Use A Nicotine Patch
Using a nicotine patch will help curb your nicotine cravings without having to smoke. This will help prevent dry socket.
How Smoking Interferes with Healing
There are a few different processes that happen when you smoke. Smoking has been proven to greatly increase the time it takes for your body to heal from surgery. Here are a few of the processes that happen when you smoke after your surgery.
The Effects of Nicotine
First, the nicotine in cigarettes raises your blood pressure. This will increase your healing time since your body decreases blood to the wound. It will take longer for the tissue to heal without proper blood flow.
Secondly, nicotine lowers the adhesiveness of your platelets. Simply put, it’ll be harder for your body to form a blood clot over your incision. This will slow down the healing process.

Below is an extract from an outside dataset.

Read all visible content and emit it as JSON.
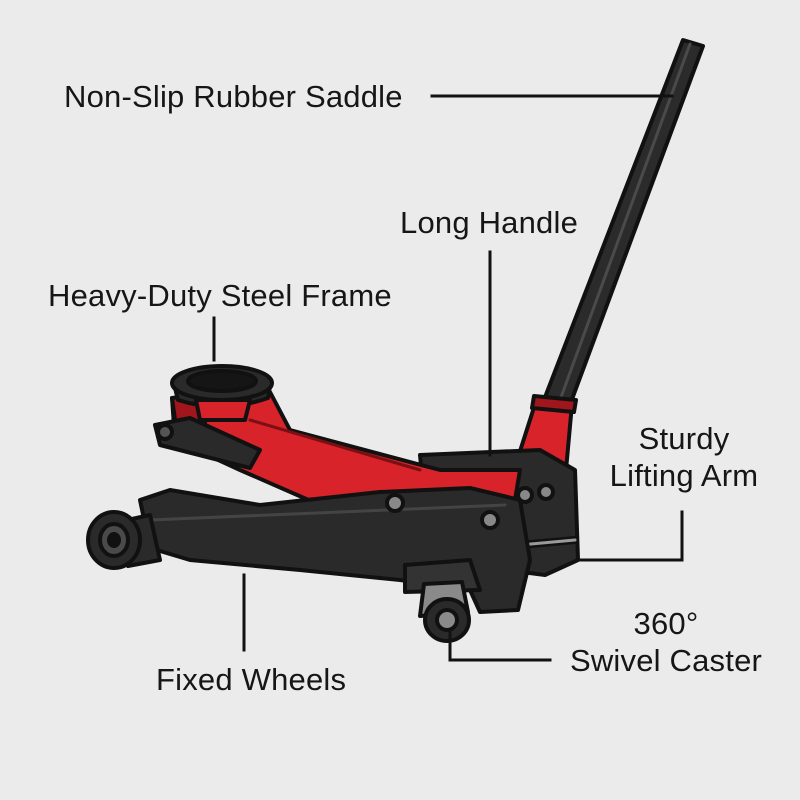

The Effects of Carbon Monoxide
Smoking increases the levels of carbon monoxide found in your bloodstream. This will decrease the oxygen transport in your blood. Lower levels of oxygen means your body can’t transport enough oxygen to the wound. Oxygen is vital to ward off infection and to tissue regeneration.
The Effect of Hydrogen Cyanide
Hydrogen cyanide is a chemical found in cigarettes. It interferes with your body’s healing processes because it affects the enzymes responsible for oxygen transport at the cellular level. When your body can’t transport oxygen to the wound site then it’ll take much longer for your body to regenerate tissue. Your chance of infection is also much greater.

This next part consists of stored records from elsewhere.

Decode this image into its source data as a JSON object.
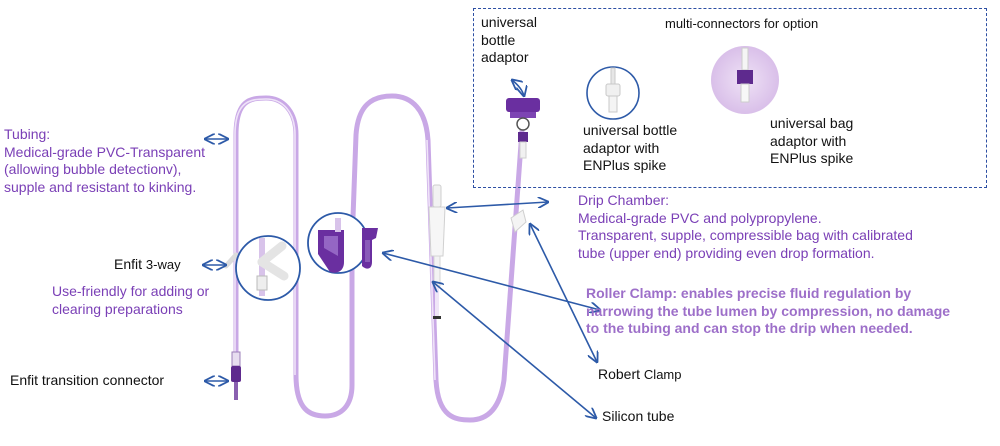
{
  "labels": {
    "tubing_title": "Tubing:",
    "tubing_line1": "Medical-grade PVC-Transparent",
    "tubing_line2": "(allowing bubble detectionv),",
    "tubing_line3": "supple and resistant to kinking.",
    "enfit_3way_main": "Enfit",
    "enfit_3way_sub": "3-way",
    "use_friendly_line1": "Use-friendly for adding or",
    "use_friendly_line2": "clearing preparations",
    "enfit_transition": "Enfit transition connector",
    "universal_bottle_line1": "universal",
    "universal_bottle_line2": "bottle",
    "universal_bottle_line3": "adaptor",
    "multi_connectors": "multi-connectors for option",
    "ub_enplus_line1": "universal bottle",
    "ub_enplus_line2": "adaptor with",
    "ub_enplus_line3": "ENPlus spike",
    "ubag_line1": "universal bag",
    "ubag_line2": "adaptor with",
    "ubag_line3": "ENPlus spike",
    "drip_title": "Drip Chamber:",
    "drip_line1": "Medical-grade PVC and polypropylene.",
    "drip_line2": "Transparent, supple, compressible bag with calibrated",
    "drip_line3": "tube (upper end) providing even drop formation.",
    "roller_line1": "Roller Clamp:  enables precise fluid regulation by",
    "roller_line2": "narrowing the tube lumen by compression, no damage",
    "roller_line3": "to the tubing and can stop the drip when needed.",
    "robert_main": "Robert",
    "robert_sub": "Clamp",
    "silicon_tube": "Silicon tube"
  },
  "colors": {
    "label_purple": "#7a3fb6",
    "arrow_blue": "#2d5aa8",
    "tube_lavender": "#c9a8e6",
    "connector_purple": "#6a2fa0"
  }
}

Increases Pain Levels and Inflammation
The chemicals found in cigarettes also interfere with your body’s pain signals. This means that when you smoke, it’ll heighten the level of pain you feel after surgery. These chemicals also increase inflammation all over your body, including your wound site.
How Much Longer Will It Take to Heal?
There have been quite a few different studies done on the effects of smoking on wound healing. One particular study found that smokers took about 25% more time to heal from a wound than non-smokers. If you want to heal faster, reduce your risk of infection, and reduce your risk for dry socket then you should avoid smoking before and after surgery.
How Long Before Surgery Should You Stop Smoking?
As you can see above, it’s vitally important to refrain from smoking until your wound is mostly healed. However, the effects of the chemicals found in cigarettes don’t immediately stop once you stop smoking. It’ll take a full 3 days of not smoking for your body to rid itself of the chemicals found in cigarettes.
Even if you don’t smoke that much or just occasionally, smoking just 1 cigarette per day before your surgery will affect your wound healing. Remember, these same chemicals are found in other tobacco products including vape products.
How Long Does it Take to Heal from Wisdom Teeth Removal?
If you have decided to refrain from smoking before and after surgery to help your body heal, you might be wondering how long that will take. How long after your wisdom teeth removal will you have to wait to smoke? Even though you can return to your normal activities within a few days up to a week, your body takes longer to heal.
Short Term Healing
It only takes 1 month for your soft tissue to heal. Bone formation begins in the first week following your surgery and will be well on its way at this point as well.
When You’ll Be Mostly Healed
At around the 2-month mark, your soft tissue will be completely filled in and ⅔ of your bone will be restored. Although, you might still have a small indent where your wisdom teeth were extracted.
When You’ll Be Completely Healed
Typically speaking, as long as you don’t smoke, you can expect your body to be healed within 4 months. According to x-ray results, at 4 months your bone will have filled in with the same density as surrounding bone tissue. This is for the average wisdom tooth removal without any complications.